Анна-Мария Петра, педагог, режиссер, драматург, 2014 год.Двадцатый век принес человечеству не только технический прогресс, превративший окружающий нас мир в глобальную техносферу, но и новый перечень неведомых ранее угроз и опасностей.
С одной стороны, люди, будучи сегодня надежно защищены наукой и технологиями, стали все меньше бояться плохой погоды, стихийных бедствий и даже глобальных природных катаклизмов. С другой стороны, вступив в XXI век, люди стали смотреть на достижения цивилизации с нарастающим чувством тревоги и неопределенности.

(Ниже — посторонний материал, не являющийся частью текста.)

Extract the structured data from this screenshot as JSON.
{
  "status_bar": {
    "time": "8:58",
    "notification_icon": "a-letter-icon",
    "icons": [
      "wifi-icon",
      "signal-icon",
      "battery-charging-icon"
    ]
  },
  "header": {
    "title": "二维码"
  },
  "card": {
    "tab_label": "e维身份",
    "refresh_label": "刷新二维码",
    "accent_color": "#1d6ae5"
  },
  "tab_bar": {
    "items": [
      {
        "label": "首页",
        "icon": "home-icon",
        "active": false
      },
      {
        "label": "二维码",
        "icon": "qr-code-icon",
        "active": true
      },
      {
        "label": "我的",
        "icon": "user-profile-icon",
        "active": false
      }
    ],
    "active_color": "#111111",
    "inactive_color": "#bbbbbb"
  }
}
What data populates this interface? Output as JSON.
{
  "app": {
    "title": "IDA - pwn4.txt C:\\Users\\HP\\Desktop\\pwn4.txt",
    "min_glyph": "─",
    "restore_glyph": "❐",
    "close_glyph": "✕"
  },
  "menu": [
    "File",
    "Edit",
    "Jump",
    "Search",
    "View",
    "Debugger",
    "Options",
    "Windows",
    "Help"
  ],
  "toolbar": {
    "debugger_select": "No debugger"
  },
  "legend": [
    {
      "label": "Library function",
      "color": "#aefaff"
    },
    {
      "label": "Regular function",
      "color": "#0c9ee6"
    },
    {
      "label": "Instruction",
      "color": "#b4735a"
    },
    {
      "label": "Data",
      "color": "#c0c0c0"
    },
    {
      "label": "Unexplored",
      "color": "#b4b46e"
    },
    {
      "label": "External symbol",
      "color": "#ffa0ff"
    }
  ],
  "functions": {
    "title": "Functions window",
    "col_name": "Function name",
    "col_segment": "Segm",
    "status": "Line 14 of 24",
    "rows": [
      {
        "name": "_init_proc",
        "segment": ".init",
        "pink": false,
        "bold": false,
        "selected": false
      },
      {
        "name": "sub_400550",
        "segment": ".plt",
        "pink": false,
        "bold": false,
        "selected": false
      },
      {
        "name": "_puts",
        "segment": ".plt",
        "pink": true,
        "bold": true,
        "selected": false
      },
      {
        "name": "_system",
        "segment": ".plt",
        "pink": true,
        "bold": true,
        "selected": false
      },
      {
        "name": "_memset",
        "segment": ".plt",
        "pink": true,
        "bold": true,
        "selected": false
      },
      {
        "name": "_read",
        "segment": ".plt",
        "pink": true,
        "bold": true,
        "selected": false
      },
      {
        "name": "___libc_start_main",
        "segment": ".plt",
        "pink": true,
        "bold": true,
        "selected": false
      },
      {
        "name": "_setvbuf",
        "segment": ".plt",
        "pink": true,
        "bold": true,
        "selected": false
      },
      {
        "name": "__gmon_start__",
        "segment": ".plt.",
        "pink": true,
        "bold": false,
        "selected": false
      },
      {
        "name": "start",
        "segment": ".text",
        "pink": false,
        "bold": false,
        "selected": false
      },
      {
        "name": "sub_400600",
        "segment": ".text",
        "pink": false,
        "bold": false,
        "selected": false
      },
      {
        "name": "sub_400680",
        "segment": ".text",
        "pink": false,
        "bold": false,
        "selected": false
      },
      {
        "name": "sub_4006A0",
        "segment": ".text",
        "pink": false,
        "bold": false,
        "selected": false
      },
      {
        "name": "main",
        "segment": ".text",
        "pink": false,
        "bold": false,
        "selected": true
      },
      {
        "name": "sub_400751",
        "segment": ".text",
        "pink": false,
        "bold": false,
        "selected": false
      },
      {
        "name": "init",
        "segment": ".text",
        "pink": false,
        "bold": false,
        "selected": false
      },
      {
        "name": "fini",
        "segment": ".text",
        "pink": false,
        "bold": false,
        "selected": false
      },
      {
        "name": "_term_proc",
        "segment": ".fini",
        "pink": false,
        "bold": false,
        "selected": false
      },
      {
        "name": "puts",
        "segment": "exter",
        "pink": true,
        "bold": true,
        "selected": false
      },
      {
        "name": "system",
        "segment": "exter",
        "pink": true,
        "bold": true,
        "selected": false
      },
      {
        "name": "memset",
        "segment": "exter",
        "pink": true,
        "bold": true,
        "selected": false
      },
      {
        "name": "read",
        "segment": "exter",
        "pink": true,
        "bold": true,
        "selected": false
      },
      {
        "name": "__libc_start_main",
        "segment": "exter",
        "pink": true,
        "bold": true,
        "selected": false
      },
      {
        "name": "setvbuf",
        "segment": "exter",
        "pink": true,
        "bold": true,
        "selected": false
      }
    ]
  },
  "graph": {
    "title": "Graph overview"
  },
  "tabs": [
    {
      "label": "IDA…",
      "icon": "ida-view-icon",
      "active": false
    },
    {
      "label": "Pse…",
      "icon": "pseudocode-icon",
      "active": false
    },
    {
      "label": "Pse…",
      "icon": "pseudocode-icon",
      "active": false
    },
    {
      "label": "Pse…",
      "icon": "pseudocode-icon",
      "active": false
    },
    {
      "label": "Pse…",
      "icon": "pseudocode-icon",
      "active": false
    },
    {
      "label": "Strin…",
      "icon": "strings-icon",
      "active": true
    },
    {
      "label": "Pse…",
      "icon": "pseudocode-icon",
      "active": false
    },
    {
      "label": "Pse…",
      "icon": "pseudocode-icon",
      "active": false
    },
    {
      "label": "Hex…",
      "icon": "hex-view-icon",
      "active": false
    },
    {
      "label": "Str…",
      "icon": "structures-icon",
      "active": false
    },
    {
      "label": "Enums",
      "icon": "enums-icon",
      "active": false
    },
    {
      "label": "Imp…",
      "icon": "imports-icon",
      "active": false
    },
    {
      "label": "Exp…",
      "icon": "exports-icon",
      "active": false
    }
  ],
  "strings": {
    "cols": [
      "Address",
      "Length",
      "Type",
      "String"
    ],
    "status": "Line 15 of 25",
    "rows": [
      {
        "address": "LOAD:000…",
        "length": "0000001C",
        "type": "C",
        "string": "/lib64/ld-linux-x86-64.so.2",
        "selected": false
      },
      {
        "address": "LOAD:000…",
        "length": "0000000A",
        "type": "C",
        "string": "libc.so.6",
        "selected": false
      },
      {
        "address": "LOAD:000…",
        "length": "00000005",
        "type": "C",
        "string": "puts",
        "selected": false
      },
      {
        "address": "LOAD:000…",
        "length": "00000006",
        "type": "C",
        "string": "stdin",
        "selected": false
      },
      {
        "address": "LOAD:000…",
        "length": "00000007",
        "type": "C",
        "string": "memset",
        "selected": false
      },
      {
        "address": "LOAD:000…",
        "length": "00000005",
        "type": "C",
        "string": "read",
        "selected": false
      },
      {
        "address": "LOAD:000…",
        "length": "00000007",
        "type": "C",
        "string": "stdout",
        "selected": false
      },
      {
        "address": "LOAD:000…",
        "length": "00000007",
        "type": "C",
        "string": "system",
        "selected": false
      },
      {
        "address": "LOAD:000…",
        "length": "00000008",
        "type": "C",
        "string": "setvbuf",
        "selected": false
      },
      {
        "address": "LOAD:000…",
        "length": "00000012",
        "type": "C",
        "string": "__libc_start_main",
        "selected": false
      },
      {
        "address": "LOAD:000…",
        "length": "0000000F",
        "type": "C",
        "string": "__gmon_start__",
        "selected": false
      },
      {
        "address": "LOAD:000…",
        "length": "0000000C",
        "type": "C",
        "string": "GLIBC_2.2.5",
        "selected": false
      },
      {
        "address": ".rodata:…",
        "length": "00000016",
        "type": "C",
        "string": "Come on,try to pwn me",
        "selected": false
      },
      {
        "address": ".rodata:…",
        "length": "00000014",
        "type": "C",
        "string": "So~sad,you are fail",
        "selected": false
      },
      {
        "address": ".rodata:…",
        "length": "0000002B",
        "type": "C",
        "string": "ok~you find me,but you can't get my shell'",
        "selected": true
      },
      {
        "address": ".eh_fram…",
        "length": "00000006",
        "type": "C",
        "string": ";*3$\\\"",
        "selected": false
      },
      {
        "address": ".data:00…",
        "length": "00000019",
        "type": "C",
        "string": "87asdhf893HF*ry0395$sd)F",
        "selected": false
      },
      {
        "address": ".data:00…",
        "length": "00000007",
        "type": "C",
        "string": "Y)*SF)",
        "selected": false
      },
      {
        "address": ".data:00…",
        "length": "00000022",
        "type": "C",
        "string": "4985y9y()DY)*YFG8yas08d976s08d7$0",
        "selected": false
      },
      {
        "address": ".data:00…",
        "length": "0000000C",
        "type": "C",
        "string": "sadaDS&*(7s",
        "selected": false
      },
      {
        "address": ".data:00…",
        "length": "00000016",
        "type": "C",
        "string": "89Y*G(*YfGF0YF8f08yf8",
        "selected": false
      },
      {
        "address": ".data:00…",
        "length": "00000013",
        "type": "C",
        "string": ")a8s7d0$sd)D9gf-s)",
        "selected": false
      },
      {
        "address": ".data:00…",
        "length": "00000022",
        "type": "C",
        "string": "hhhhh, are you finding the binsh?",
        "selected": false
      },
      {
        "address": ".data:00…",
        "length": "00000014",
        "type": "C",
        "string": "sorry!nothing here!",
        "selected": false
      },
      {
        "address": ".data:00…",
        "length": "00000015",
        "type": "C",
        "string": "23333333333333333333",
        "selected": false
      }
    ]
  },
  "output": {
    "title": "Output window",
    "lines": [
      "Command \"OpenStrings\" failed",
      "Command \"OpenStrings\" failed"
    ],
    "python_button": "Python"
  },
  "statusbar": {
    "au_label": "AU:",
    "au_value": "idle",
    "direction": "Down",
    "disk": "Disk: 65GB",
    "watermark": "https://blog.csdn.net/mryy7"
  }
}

Мы стали спокойно смотреть кино про землетрясения и всемирные потопы. Мы знаем, что потенциального столкновения Земли с гигантскими астероидами вполне возможно избежать. Мы перестали испытывать панический страх перед возможностью нашествия неведомых инопланетян, которым, согласно неизменному голливудскому сюжету не удастся захватить планету поскольку на страже человечества всегда стоит готовый дать отпор американский спецназ. И даже в возможном угасании Солнца – источника всего живого на планете, нам кажется, нет ничего фатального. Подумаешь, проблема. Либо перезапустим термоядерную реакцию, либо построим звездолёт и улетим к далеким мирам, в конце концов…
В то же время нас все чаще стали преследовать безотчетные страхи и клаустрофобия. Мы стали все больше бояться летать на самолетах, заходить в лифты, спускаться в метро. Мы боимся микроволновых печей и мобильных телефонов. Мы опасаемся, что у нас отключат электричество и Интернет. Мы боимся атомных электростанций. Мы боимся, что террористы захватят контроль над космическими спутниками и приведут в действие оружие массового уничтожения. В конце концов, мы боимся «восстания машин»: того, что скоро созданные нами компьютеры поумнеют настолько, что возьмут над нами вверх, поместят всех нас в «матрицу» и станут питаться нашей жизненной энергией. Парадоксально, но факт: люди, перестав опасаться внешних, необузданных и непредсказуемых сил природы, стали испытывать страх перед вещами, которые они сами создали для собственной защиты и цивилизованного существования…
Глобальная техносфера, изменившая до неузнаваемости социально-экономический, культурный и общественный уклад, поставила жизнь и здоровье человека в прямую зависимость от безаварийной работы крупных промышленных, химических, ядерных и прочих высокоэнергоемких объектов, а также инфраструктуры мегаполисов и транспортных средств.
Уязвимость и беззащитность современного городского жителя, активно пользующегося всеми благами цивилизации, порождает коллективный страх и неуверенность в завтрашнем дне.